Getting back to mobile commerce, there is indeed reason to believe that the rapid penetration of the smartphone and consumers’ increased comfort with mobile apps augur well for strong growth in the mobile commerce market. However, we also need a sober assessment of some of the factors that may impact that growth; in addition to inertia, these include security and privacy concerns, regulatory developments, merchant acceptance, general economic growth, emergence/evolution of competing payments methods, and the need to develop a business model that will satisfy all stakeholders.

Credit card issuers continue to focus on spending rather than lending

Leading U.S. credit card issuers reported consistent trends in their second quarter 2011 financials.

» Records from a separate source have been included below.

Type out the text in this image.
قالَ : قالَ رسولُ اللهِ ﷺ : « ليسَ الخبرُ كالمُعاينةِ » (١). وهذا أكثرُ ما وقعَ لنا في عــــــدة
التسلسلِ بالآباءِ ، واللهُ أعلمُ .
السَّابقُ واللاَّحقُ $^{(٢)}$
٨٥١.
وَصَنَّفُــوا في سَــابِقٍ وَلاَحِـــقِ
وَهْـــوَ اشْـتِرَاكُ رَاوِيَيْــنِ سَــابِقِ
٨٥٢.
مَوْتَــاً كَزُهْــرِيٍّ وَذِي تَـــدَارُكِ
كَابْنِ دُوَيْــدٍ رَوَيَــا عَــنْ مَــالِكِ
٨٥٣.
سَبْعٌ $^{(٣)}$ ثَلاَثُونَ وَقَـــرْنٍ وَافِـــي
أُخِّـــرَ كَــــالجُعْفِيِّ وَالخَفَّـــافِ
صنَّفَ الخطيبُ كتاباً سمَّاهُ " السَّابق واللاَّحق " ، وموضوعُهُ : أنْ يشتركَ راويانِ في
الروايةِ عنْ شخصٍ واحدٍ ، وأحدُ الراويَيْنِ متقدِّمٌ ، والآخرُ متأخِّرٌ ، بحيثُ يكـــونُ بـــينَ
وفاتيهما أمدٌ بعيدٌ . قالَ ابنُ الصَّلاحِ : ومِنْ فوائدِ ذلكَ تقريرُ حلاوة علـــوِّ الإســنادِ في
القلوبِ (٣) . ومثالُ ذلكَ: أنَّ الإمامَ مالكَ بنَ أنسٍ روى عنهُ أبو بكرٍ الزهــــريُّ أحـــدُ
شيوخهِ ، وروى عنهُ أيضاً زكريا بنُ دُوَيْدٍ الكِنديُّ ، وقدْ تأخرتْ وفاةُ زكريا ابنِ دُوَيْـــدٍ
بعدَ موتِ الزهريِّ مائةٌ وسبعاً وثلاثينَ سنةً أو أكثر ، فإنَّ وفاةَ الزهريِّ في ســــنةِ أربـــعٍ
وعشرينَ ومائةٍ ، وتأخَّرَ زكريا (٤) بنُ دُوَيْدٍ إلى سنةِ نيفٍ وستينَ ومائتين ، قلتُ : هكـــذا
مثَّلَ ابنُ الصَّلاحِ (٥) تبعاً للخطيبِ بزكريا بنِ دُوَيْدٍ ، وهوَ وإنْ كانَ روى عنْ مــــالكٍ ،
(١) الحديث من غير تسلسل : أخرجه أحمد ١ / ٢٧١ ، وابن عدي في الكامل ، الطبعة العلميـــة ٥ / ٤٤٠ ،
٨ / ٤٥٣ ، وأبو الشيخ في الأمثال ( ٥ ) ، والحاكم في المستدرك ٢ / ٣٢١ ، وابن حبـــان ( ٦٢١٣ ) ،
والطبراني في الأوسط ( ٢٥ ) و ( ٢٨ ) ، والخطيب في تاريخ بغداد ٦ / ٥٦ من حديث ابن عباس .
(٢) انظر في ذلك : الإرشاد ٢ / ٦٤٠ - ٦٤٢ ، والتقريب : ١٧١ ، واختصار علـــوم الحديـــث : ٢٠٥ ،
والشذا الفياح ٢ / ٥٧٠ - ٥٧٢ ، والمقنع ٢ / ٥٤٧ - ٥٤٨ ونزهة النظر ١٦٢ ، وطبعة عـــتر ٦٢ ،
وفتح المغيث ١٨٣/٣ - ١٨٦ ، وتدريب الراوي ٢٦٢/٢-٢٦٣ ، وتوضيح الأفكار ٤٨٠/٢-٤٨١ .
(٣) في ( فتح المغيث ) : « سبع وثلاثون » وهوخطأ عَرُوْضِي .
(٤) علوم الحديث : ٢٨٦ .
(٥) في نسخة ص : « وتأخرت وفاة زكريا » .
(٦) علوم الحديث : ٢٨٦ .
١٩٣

  • Declines in charge-off and delinquency rates.  Each of the leading issuers reported very strong declines in net charge-off rates, with three (Capital One, PNC and Wells Fargo) reported declines of more than 100 basis points from the previous quarter.  Most of the leading issuers now have charge-off rates below 6%, with American Express unsurprisingly having by far the lowest rate, at 3.2%.  There is a similar trend for 30+ and 90+ day delinquency rates, with all issuers reporting strong y/y and q/q declines.

  • Growth in spending volume.  All of the leading issuers that published data on credit card purchase volume reported year-on-year growth (quarter-on-quarter trends are not very useful due to the seasonal nature of spending).  Although the American Express U.S. Cards unit has by far the largest spending volume among leading issuers, it also has the strong y/y growth rate in 2Q11, at 13%.  Chase, Discover and U.S. Bank all reported 9% y/y growth rates.  Citihad relatively low growth, at 1.5%, but it is worth noting that, unlike other issuers, Citi’s card spend continued to decline in 2010.  It reported growth in 1Q11 (of 0.3%) for the first time since the second quarter of 2008.
  • Falling outstandings.  As yet, the improved credit quality metrics and rising purchase volumes have not translated into increased credit card outstandings.  This appears to be a result of cardholder deleveraging (increasing payment rates to reduce their card debt).  The following charts summarize the change in outstandings between 1Q11 and 2Q11, as well as the cumulative change since the start of 2009.

At least two of these three trends appear set to continue in the coming quarters.  Most issuers expect charge-off and delinquency rates to decline in 3Q11.  In addition, most issuers are aggressively promoting increased card spend, so we are seeing large bonus point offers for initial purchases, incentives to continue to use cards, and bonus rewards for spending in particular categories (where credit card has traditionally had low payment share).  There may be a change in the downward trend in card outstandings, but this will be mainly dependent on a shift in customer perceptions of the health of both the economy and their own finances.